Mulher sustenta a casa
Além das entrevistas, os pesquisadores
analisaram cerca de 1.750 decisões judiciais; uma média de 250 processos
por cidade. “A ideia é entender como a Justiça vê e decide sobre a
violência doméstica contra a mulher”, disse a coordenadora. A maioria
dos casos analisados (97%) foi de relacionamento conjugal.

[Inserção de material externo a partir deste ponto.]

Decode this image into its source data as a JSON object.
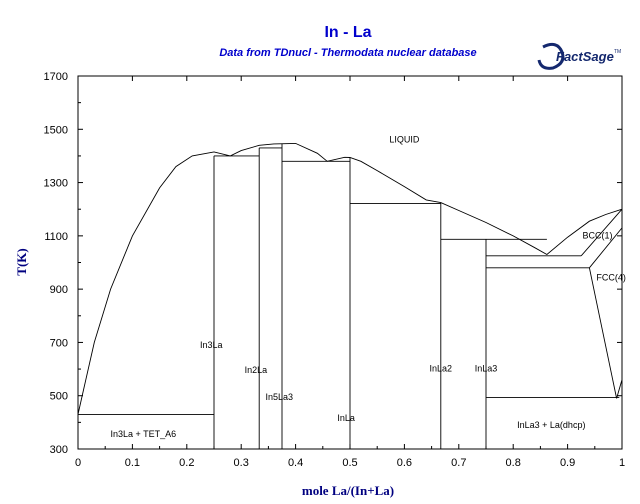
{
  "chart_data": {
    "type": "phase-diagram",
    "title": "In - La",
    "subtitle": "Data from TDnucl - Thermodata nuclear database",
    "logo": {
      "text": "FactSage",
      "tm": "TM"
    },
    "xlabel": "mole La/(In+La)",
    "ylabel": "T(K)",
    "xlim": [
      0,
      1
    ],
    "ylim": [
      300,
      1700
    ],
    "x_ticks": [
      0,
      0.1,
      0.2,
      0.3,
      0.4,
      0.5,
      0.6,
      0.7,
      0.8,
      0.9,
      1
    ],
    "x_tick_labels": [
      "0",
      "0.1",
      "0.2",
      "0.3",
      "0.4",
      "0.5",
      "0.6",
      "0.7",
      "0.8",
      "0.9",
      "1"
    ],
    "y_ticks": [
      300,
      500,
      700,
      900,
      1100,
      1300,
      1500,
      1700
    ],
    "y_tick_labels": [
      "300",
      "500",
      "700",
      "900",
      "1100",
      "1300",
      "1500",
      "1700"
    ],
    "colors": {
      "title": "#0000cc",
      "axis_label": "#000080",
      "logo": "#14286e",
      "lines": "#000000"
    },
    "liquidus": [
      [
        0.0,
        430
      ],
      [
        0.01,
        520
      ],
      [
        0.03,
        700
      ],
      [
        0.06,
        900
      ],
      [
        0.1,
        1100
      ],
      [
        0.15,
        1280
      ],
      [
        0.18,
        1360
      ],
      [
        0.21,
        1400
      ],
      [
        0.25,
        1415
      ],
      [
        0.28,
        1400
      ],
      [
        0.3,
        1420
      ],
      [
        0.333,
        1440
      ],
      [
        0.36,
        1445
      ],
      [
        0.4,
        1447
      ],
      [
        0.44,
        1410
      ],
      [
        0.458,
        1380
      ],
      [
        0.49,
        1395
      ],
      [
        0.5,
        1394
      ],
      [
        0.52,
        1380
      ],
      [
        0.55,
        1345
      ],
      [
        0.6,
        1285
      ],
      [
        0.64,
        1235
      ],
      [
        0.667,
        1225
      ],
      [
        0.7,
        1195
      ],
      [
        0.75,
        1150
      ],
      [
        0.8,
        1100
      ],
      [
        0.84,
        1055
      ],
      [
        0.862,
        1030
      ],
      [
        0.9,
        1095
      ],
      [
        0.94,
        1155
      ],
      [
        0.97,
        1180
      ],
      [
        1.0,
        1200
      ]
    ],
    "segments": [
      [
        [
          0.0,
          430
        ],
        [
          0.25,
          430
        ]
      ],
      [
        [
          0.0,
          430
        ],
        [
          0.0,
          300
        ]
      ],
      [
        [
          0.25,
          300
        ],
        [
          0.25,
          1400
        ]
      ],
      [
        [
          0.25,
          1400
        ],
        [
          0.333,
          1400
        ]
      ],
      [
        [
          0.333,
          300
        ],
        [
          0.333,
          1430
        ]
      ],
      [
        [
          0.333,
          1430
        ],
        [
          0.375,
          1430
        ]
      ],
      [
        [
          0.375,
          300
        ],
        [
          0.375,
          1445
        ]
      ],
      [
        [
          0.375,
          1380
        ],
        [
          0.5,
          1380
        ]
      ],
      [
        [
          0.5,
          300
        ],
        [
          0.5,
          1394
        ]
      ],
      [
        [
          0.5,
          1222
        ],
        [
          0.667,
          1222
        ]
      ],
      [
        [
          0.667,
          300
        ],
        [
          0.667,
          1225
        ]
      ],
      [
        [
          0.667,
          1087
        ],
        [
          0.862,
          1087
        ]
      ],
      [
        [
          0.75,
          300
        ],
        [
          0.75,
          1087
        ]
      ],
      [
        [
          0.75,
          1025
        ],
        [
          0.925,
          1025
        ]
      ],
      [
        [
          0.75,
          980
        ],
        [
          0.94,
          980
        ]
      ],
      [
        [
          0.925,
          1025
        ],
        [
          1.0,
          1200
        ]
      ],
      [
        [
          0.94,
          980
        ],
        [
          1.0,
          1130
        ]
      ],
      [
        [
          0.75,
          493
        ],
        [
          0.995,
          493
        ]
      ],
      [
        [
          0.94,
          980
        ],
        [
          0.99,
          490
        ]
      ],
      [
        [
          0.99,
          490
        ],
        [
          1.0,
          560
        ]
      ]
    ],
    "annotations": [
      {
        "text": "LIQUID",
        "x": 0.6,
        "y": 1450
      },
      {
        "text": "BCC(1)",
        "x": 0.955,
        "y": 1090
      },
      {
        "text": "FCC(4)",
        "x": 0.98,
        "y": 932
      },
      {
        "text": "In3La",
        "x": 0.245,
        "y": 680
      },
      {
        "text": "In2La",
        "x": 0.327,
        "y": 585
      },
      {
        "text": "In5La3",
        "x": 0.37,
        "y": 483
      },
      {
        "text": "InLa",
        "x": 0.493,
        "y": 405
      },
      {
        "text": "InLa2",
        "x": 0.667,
        "y": 590
      },
      {
        "text": "InLa3",
        "x": 0.75,
        "y": 590
      },
      {
        "text": "In3La + TET_A6",
        "x": 0.12,
        "y": 345
      },
      {
        "text": "InLa3 + La(dhcp)",
        "x": 0.87,
        "y": 378
      }
    ]
  }
}
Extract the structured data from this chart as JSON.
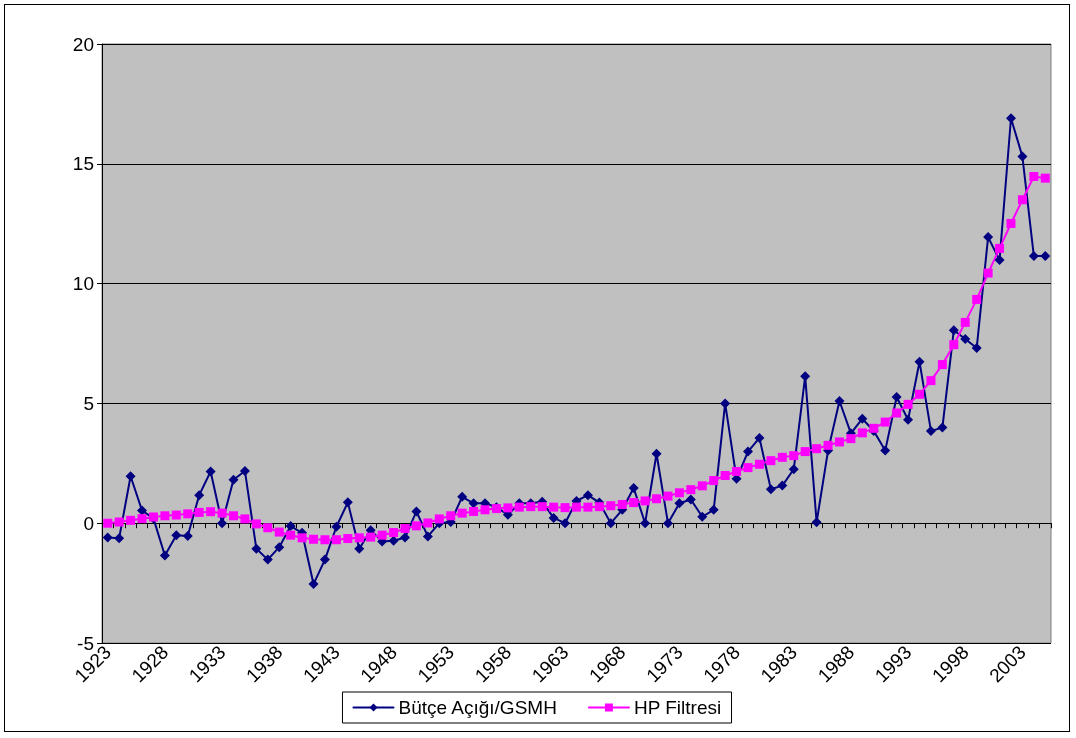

Os resultados do estudo ajudam a
desconstruir o mito de que o homem violento sustenta a casa. Em 31% dos
casos de violência analisados é a vítima quem paga os gastos domésticos;
em 21% o autor da violência e em 24%, ambos participavam do pagamento
das contas do lar.
A pesquisa revelou também a reação da
mulher após sofrer a violência. Segundo o relatório, 36% se separaram do
agressor após a experiência; 21% logo após e 15% ainda passaram um
tempo antes de se separarem. Casais que mantiveram o casamento
representam 31%, apesar de 8% deles terem experimentado um período de
separação logo após o fato.
Falta de especialização
Além das vítimas, a pesquisa também quis
entender o perfil dos juízes que trabalham com o tema e o resultado foi
preocupante. Segundo a Marília Montenegro, dos 24 magistrados de varas
especializadas entrevistados, apenas quatro tinham algum tipo de
capacitação na área. “Percebemos que há ausência de critério na escolha
dos juízes escolhidos para as varas de violência doméstica. E isso vai
impactar no tratamento recebido pelas vítimas, familiares e autores de
violência nas unidades judiciárias, tanto na delegacia como no
Judiciário. E em todos esses espaços há frustração por parte do
jurisdicionado”, afirma.
O estudo, que também foi feito com
grupos focais de equipes multidisciplinares dos tribunais, chegou a uma
conclusão surpreendente em relação a percepção das vítimas e autores e o
trabalho dos juízes e advogados nas suas causas. “As partes saem da
audiência sem entender o que se passou. As equipes nos reportaram que
eles (psicólogos e assistentes sociais) precisam traduzir, esclarecer,
as questões jurídicas para a vítima, assim como para o autor de
violência”, disse a coordenadora da pesquisa, que apontou como
fundamentais os grupos reflexivos para homens, pois esclarecem as
situações de gênero e permitem que as consequências de suas ações sejam
conscientizadas.
A pesquisa ainda deverá passar por
análise e adequação técnica do Departamento de Pesquisas Judiciárias
(DPJ) do CNJ antes de ser publicada no Portal do órgão.